Umgeben von unzähligen Büchern und Zeitdokumenten arbeitet Gerhard Roth unentwegt weiter. Ein dichtes Beziehungssystem verbindet seine Werke, die - ob Roman, Erzählung oder Essay - von immer wiederkehrenden Schauplätzen, Figuren und Motiven durchzogen sind. "Das Schreiben bin ich selbst", sagt Roth. "Wenn ich nicht mehr schreiben könnte, würde ich entweder verrückt werden oder nicht mehr lange leben. Ich bin ein Schreibsüchtiger: So wie ein Alkoholiker trinken muss, so muss ich mich hinsetzen und schreiben. Ich bin überhaupt nicht fleißig. Da kommen manchmal Leute und sagen: 'Sie sind so fleißig.' Das ist fast wie eine Beleidigung. Es kommt ja auch niemand zu einem Trinker und sagt: 'Sie trinken so fleißig.' Da würde sich der Trinker schön bedanken. Ich schreibe, weil ich muss, weil ich nicht anders kann."

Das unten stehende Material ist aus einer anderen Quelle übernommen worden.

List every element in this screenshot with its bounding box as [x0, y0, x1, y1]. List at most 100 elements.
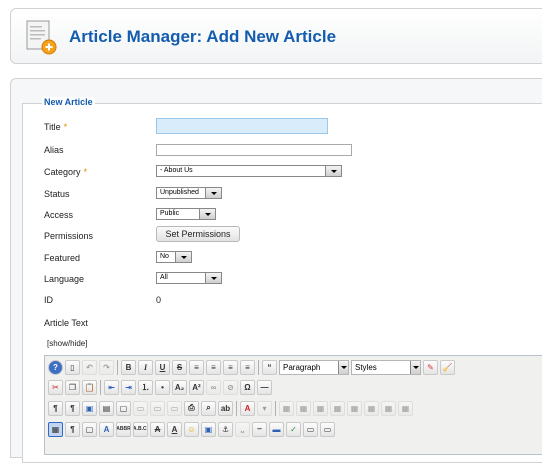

Mit Hilfe unzähliger Notizbücher nährt Gerhard Roth seine literarische Arbeit. 2011 wird der letzte Band seines Orkus-Zyklus erscheinen, der als innere Biografie und literarische Wahrheit gelesen werden kann und reale wie fiktive Figuren der letzten Jahrzehnte virtuos zusammenführt. "Die Wiener leben in einer privilegierten Stadt", so Roth, "weil es unendlich viel zu sehen, zu erfahren, zu entdecken gibt. Ich glaube, ich könnte da noch 50 Jahre weiterforschen und würde noch immer Dinge finden, die völlig neu sind für mich."


Ausstellung "Im unsichtbaren Wien – Fotonotizen von Gerhard Roth"
Wien Museum
bis 16.05.2010



Aktenkonvolut im Hofkammerarchiv, © Gerhard Roth/Franz-Nabl-Institut

Link zum Ausstellungsfolder (PDF)


s. a.:
http://archiv.twoday.net/stories/4166063/
http://archiv.twoday.net/stories/4947931/
http://archiv.twoday.net/stories/5866980/
Thomas (Gast) meinte am 2010/03/28 11:52:
AH die Archivarshände von HR Christian Sapper gut im Bild...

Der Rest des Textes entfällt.